Here, as shown in the plan view of FIG.
It is preferable that the irradiation light measuring optical sensor 42 is provided concentrically with the light source 41 as the center, and the heartbeat signal measuring optical sensor 43 is further provided concentrically with the light source 41 as the center. In this way, by obtaining the heart rate based on the quotient or difference of the signals obtained by the irradiation light measurement optical sensor 42 and the heartbeat signal measurement optical sensor 43, external forces from various angular directions act. Even in such a case, the effect of suppressing those effects can be obtained.

[0057]

According to the present invention, even when an external force is applied to the heart rate sensor or when disturbance light is irradiated, the effects can be suppressed. It becomes possible to measure stably.

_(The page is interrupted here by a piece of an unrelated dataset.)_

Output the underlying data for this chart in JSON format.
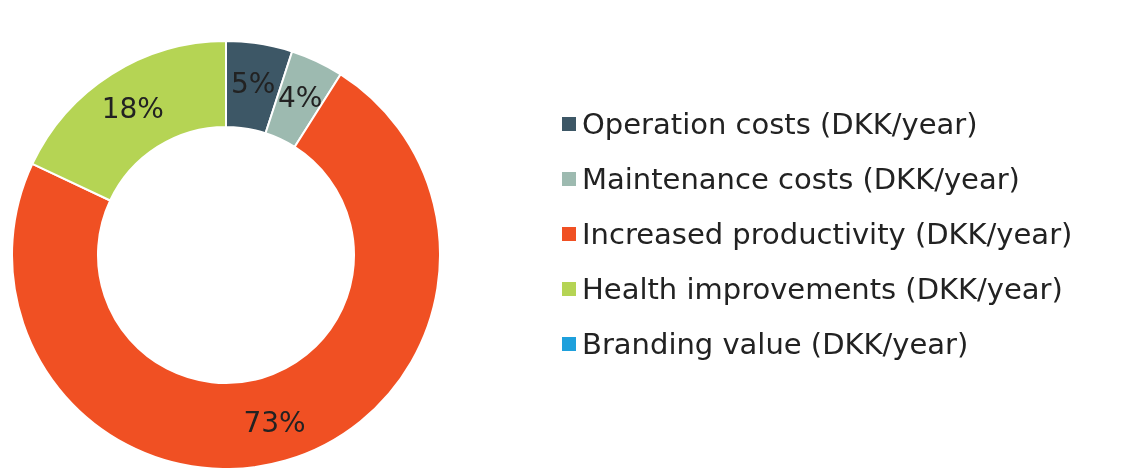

[Brief description of the drawings]

FIG. 1 is a sectional view of a heart rate sensor according to an embodiment of the present invention.

FIG. 2 is a cross-sectional view excluding a display device of a heart rate sensor according to another embodiment of the present invention.

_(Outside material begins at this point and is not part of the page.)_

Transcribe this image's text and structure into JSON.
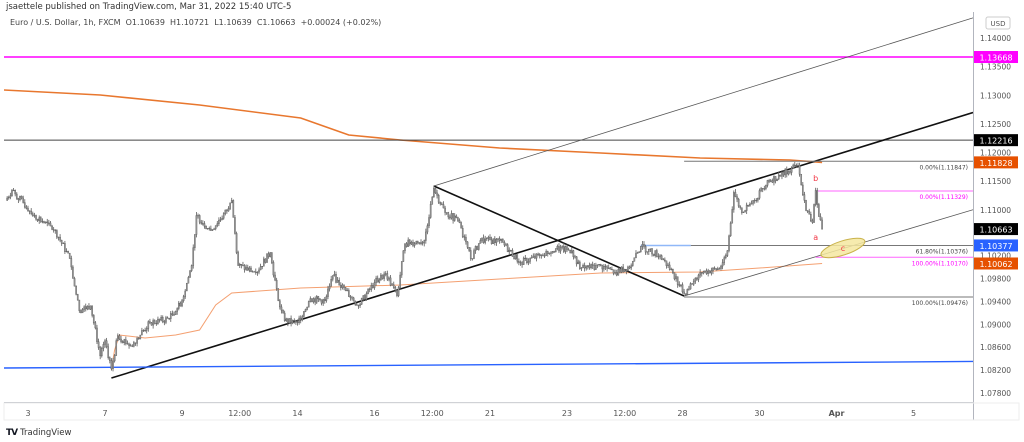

FIG. 3 is a sectional view of a heart rate sensor according to still another embodiment of the present invention, excluding a display device.

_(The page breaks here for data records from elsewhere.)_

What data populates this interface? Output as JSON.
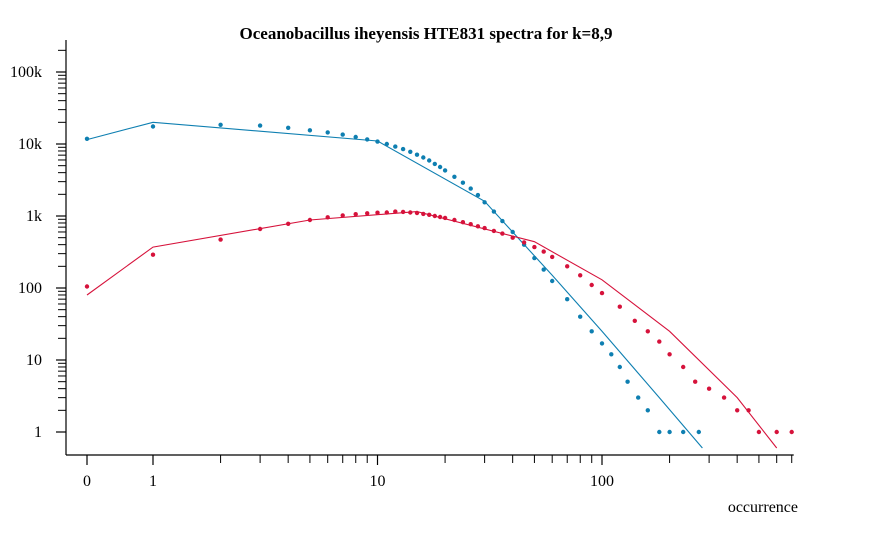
{
  "chart_data": {
    "type": "scatter",
    "title": "Oceanobacillus iheyensis HTE831 spectra for k=8,9",
    "xlabel": "occurrence",
    "ylabel": "",
    "x_scale": "log (0 shown at left)",
    "y_scale": "log",
    "xlim": [
      0,
      700
    ],
    "ylim": [
      0.5,
      200000
    ],
    "x_ticks": [
      {
        "value": 0,
        "label": "0"
      },
      {
        "value": 1,
        "label": "1"
      },
      {
        "value": 10,
        "label": "10"
      },
      {
        "value": 100,
        "label": "100"
      }
    ],
    "y_ticks": [
      {
        "value": 1,
        "label": "1"
      },
      {
        "value": 10,
        "label": "10"
      },
      {
        "value": 100,
        "label": "100"
      },
      {
        "value": 1000,
        "label": "1k"
      },
      {
        "value": 10000,
        "label": "10k"
      },
      {
        "value": 100000,
        "label": "100k"
      }
    ],
    "grid": false,
    "legend": "none",
    "series": [
      {
        "color": "#0e7fb1",
        "points": [
          [
            0,
            11800
          ],
          [
            1,
            17500
          ],
          [
            2,
            18500
          ],
          [
            3,
            18000
          ],
          [
            4,
            16800
          ],
          [
            5,
            15500
          ],
          [
            6,
            14500
          ],
          [
            7,
            13500
          ],
          [
            8,
            12500
          ],
          [
            9,
            11600
          ],
          [
            10,
            10800
          ],
          [
            11,
            10000
          ],
          [
            12,
            9200
          ],
          [
            13,
            8500
          ],
          [
            14,
            7800
          ],
          [
            15,
            7100
          ],
          [
            16,
            6500
          ],
          [
            17,
            5900
          ],
          [
            18,
            5300
          ],
          [
            19,
            4800
          ],
          [
            20,
            4300
          ],
          [
            22,
            3500
          ],
          [
            24,
            2900
          ],
          [
            26,
            2400
          ],
          [
            28,
            1950
          ],
          [
            30,
            1550
          ],
          [
            33,
            1150
          ],
          [
            36,
            850
          ],
          [
            40,
            600
          ],
          [
            45,
            400
          ],
          [
            50,
            260
          ],
          [
            55,
            180
          ],
          [
            60,
            125
          ],
          [
            70,
            70
          ],
          [
            80,
            40
          ],
          [
            90,
            25
          ],
          [
            100,
            17
          ],
          [
            110,
            12
          ],
          [
            120,
            8
          ],
          [
            130,
            5
          ],
          [
            145,
            3
          ],
          [
            160,
            2
          ],
          [
            180,
            1
          ],
          [
            200,
            1
          ],
          [
            230,
            1
          ],
          [
            270,
            1
          ]
        ],
        "fit": [
          [
            0,
            11500
          ],
          [
            1,
            20000
          ],
          [
            10,
            11000
          ],
          [
            30,
            1600
          ],
          [
            60,
            150
          ],
          [
            100,
            25
          ],
          [
            180,
            3
          ],
          [
            280,
            0.6
          ]
        ]
      },
      {
        "color": "#d6123b",
        "points": [
          [
            0,
            105
          ],
          [
            1,
            290
          ],
          [
            2,
            470
          ],
          [
            3,
            660
          ],
          [
            4,
            780
          ],
          [
            5,
            880
          ],
          [
            6,
            960
          ],
          [
            7,
            1020
          ],
          [
            8,
            1060
          ],
          [
            9,
            1090
          ],
          [
            10,
            1110
          ],
          [
            11,
            1120
          ],
          [
            12,
            1150
          ],
          [
            13,
            1140
          ],
          [
            14,
            1120
          ],
          [
            15,
            1100
          ],
          [
            16,
            1070
          ],
          [
            17,
            1040
          ],
          [
            18,
            1000
          ],
          [
            19,
            970
          ],
          [
            20,
            940
          ],
          [
            22,
            880
          ],
          [
            24,
            820
          ],
          [
            26,
            770
          ],
          [
            28,
            720
          ],
          [
            30,
            680
          ],
          [
            33,
            620
          ],
          [
            36,
            570
          ],
          [
            40,
            500
          ],
          [
            45,
            430
          ],
          [
            50,
            370
          ],
          [
            55,
            320
          ],
          [
            60,
            270
          ],
          [
            70,
            200
          ],
          [
            80,
            150
          ],
          [
            90,
            110
          ],
          [
            100,
            85
          ],
          [
            120,
            55
          ],
          [
            140,
            35
          ],
          [
            160,
            25
          ],
          [
            180,
            18
          ],
          [
            200,
            12
          ],
          [
            230,
            8
          ],
          [
            260,
            5
          ],
          [
            300,
            4
          ],
          [
            350,
            3
          ],
          [
            400,
            2
          ],
          [
            450,
            2
          ],
          [
            500,
            1
          ],
          [
            600,
            1
          ],
          [
            700,
            1
          ]
        ],
        "fit": [
          [
            0,
            80
          ],
          [
            1,
            370
          ],
          [
            5,
            880
          ],
          [
            15,
            1150
          ],
          [
            50,
            440
          ],
          [
            100,
            130
          ],
          [
            200,
            25
          ],
          [
            400,
            3
          ],
          [
            600,
            0.6
          ]
        ]
      }
    ]
  }
}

FIG. 4 is a plan view showing an arrangement of a light source and an optical sensor of a heart rate sensor according to still another embodiment of the present invention.

[Explanation of symbols]

 11, 21, 31, 41 Light source 12, 13, 22, 23 Optical sensor 32, 33, 42 Illumination light measuring optical sensor 34, 35, 43 Heart rate signal measuring optical sensor 14 Signal processing unit 15 Display unit 16, 24, 36 holding table 17 cable 18 display device 19 blood vessel 20 living body 25 external force 26 disturbance light

Claims (8)

[Claims] 1. A light source for emitting light for irradiating a living body,
At least two optical sensors for receiving light emitted from the light source and passing through the living body, and signal processing means for calculating a heart rate using signals corresponding to the light received by the at least two optical sensors. Characteristic heart rate sensor. 2. The heart rate sensor according to claim 1, further comprising two optical sensors provided on both sides of the light source with the light source as a center. 3. The distance between the two light sensors and the light source is 2 m.
The heart rate sensor according to claim 2, wherein the heart rate sensor is larger than m. 4. A step of irradiating the living body with light, a step of receiving light incident on the living body and passing through the living body with at least two optical sensors, and using a signal corresponding to the light received by the at least two optical sensors. A heart rate calculation method, comprising: 5. A heart rate using the heart rate sensor according to claim 2 or 3, wherein a heart rate is calculated using a sum or an average value of signals corresponding to light received by the two optical sensors. Calculation method. 6. An irradiation light measuring optical sensor provided at a position within a distance of 2 mm from a light source, and a heartbeat signal measuring optical sensor provided at a position greater than 2 mm from the light source. The heart rate sensor according to claim 1, wherein: 7. An irradiation light measuring optical sensor is provided around the light source in a substantially concentric shape, and a heartbeat signal measuring optical sensor is provided in a substantially concentric shape outside the irradiation light measuring optical sensor. The heart rate sensor according to claim 6, wherein: 8. A quotient or a difference between a signal corresponding to light received by the irradiation light measurement optical sensor and a signal corresponding to light received by the heartbeat signal measurement optical sensor, using the heart rate sensor according to claim 6. A heart rate calculation method, wherein the heart rate is calculated by using the following.